SEDAVI, Spain — Francisco Murgui went out to try to salvage his motorbike when the water started to rise.
He never came back.
One week after catastrophic flooding devastated eastern Spain, María Murgui still holds out hope that her missing father is alive.
''He was like many people in town who went out to get their car or motorbike to safety,'' the 27-year-old told The Associated Press. ''The flash flood caught him outside, and he had to cling to a tree in order to escape drowning. He called us to tell us he was fine, that we shouldn't worry.''
But when María set out into the streets of Sedaví to try to rescue him from the water washing away everything in its path, he was nowhere to be found.
''He held up until 1 in the morning,'' she said. ''By 2, I went outside with a neighbor and a rope to try to locate him. But we couldn't find him.
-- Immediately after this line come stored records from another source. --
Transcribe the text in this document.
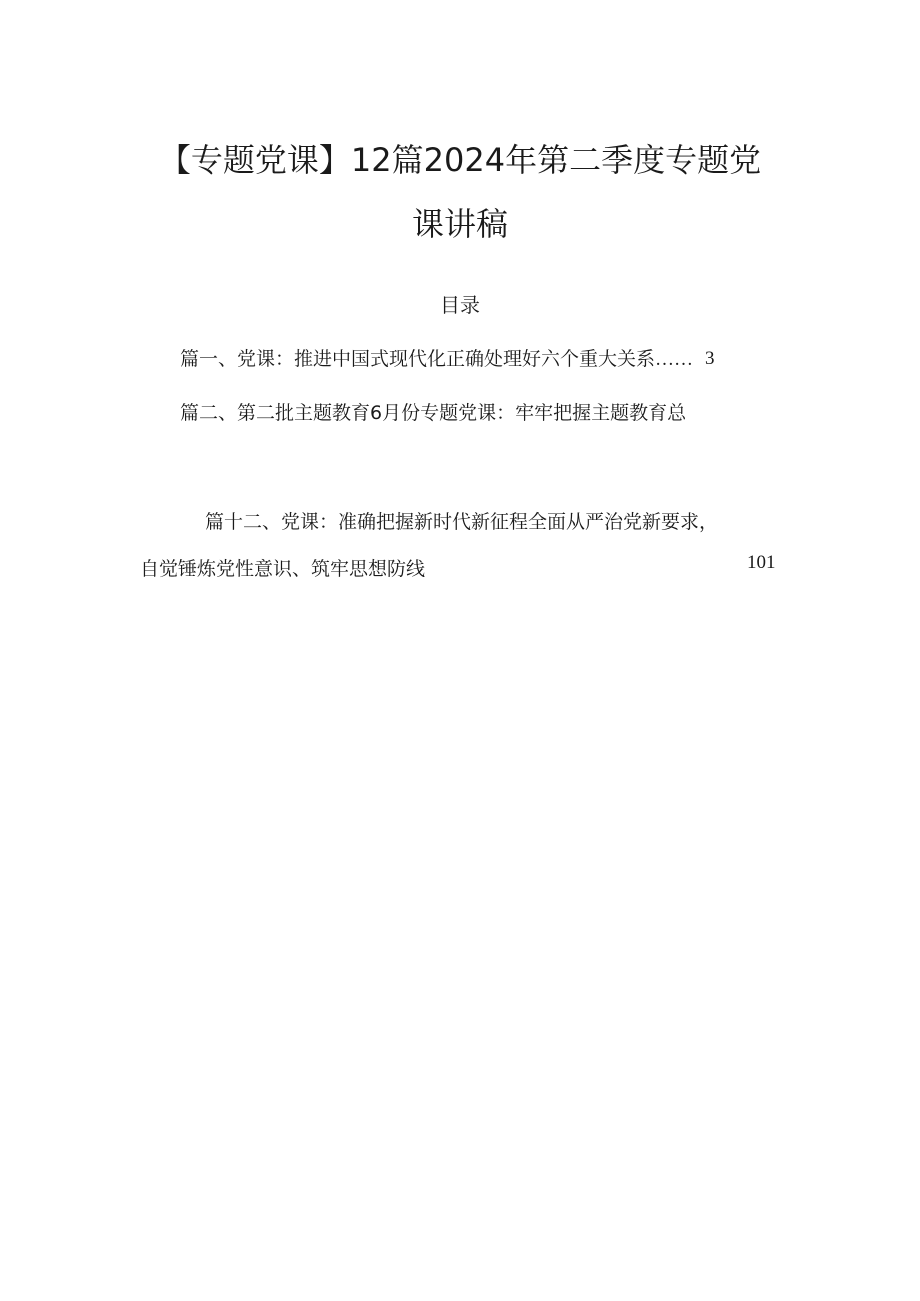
【专题党课】12篇2024年第二季度专题党
课讲稿
目录
篇一、党课：推进中国式现代化正确处理好六个重大关系…… 3
篇二、第二批主题教育6月份专题党课：牢牢把握主题教育总
篇十二、党课：准确把握新时代新征程全面从严治党新要求，
自觉锤炼党性意识、筑牢思想防线	101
And since then, we haven't heard anything about him.''
Spanish authorities issued their first tally of the missing on Tuesday when a Valencia court said that 89 people are confirmed to be unaccounted for.
The number only corresponds to the eastern Valencia region, where 211 of the 217 confirmed deaths took place when entire communities were swamped by tsunami-like floods on Oct. 29-30. Most people were caught off guard by the deluge. Regional authorities have been heavily criticized for having issued alerts to mobile phones some two hours after the disaster had started.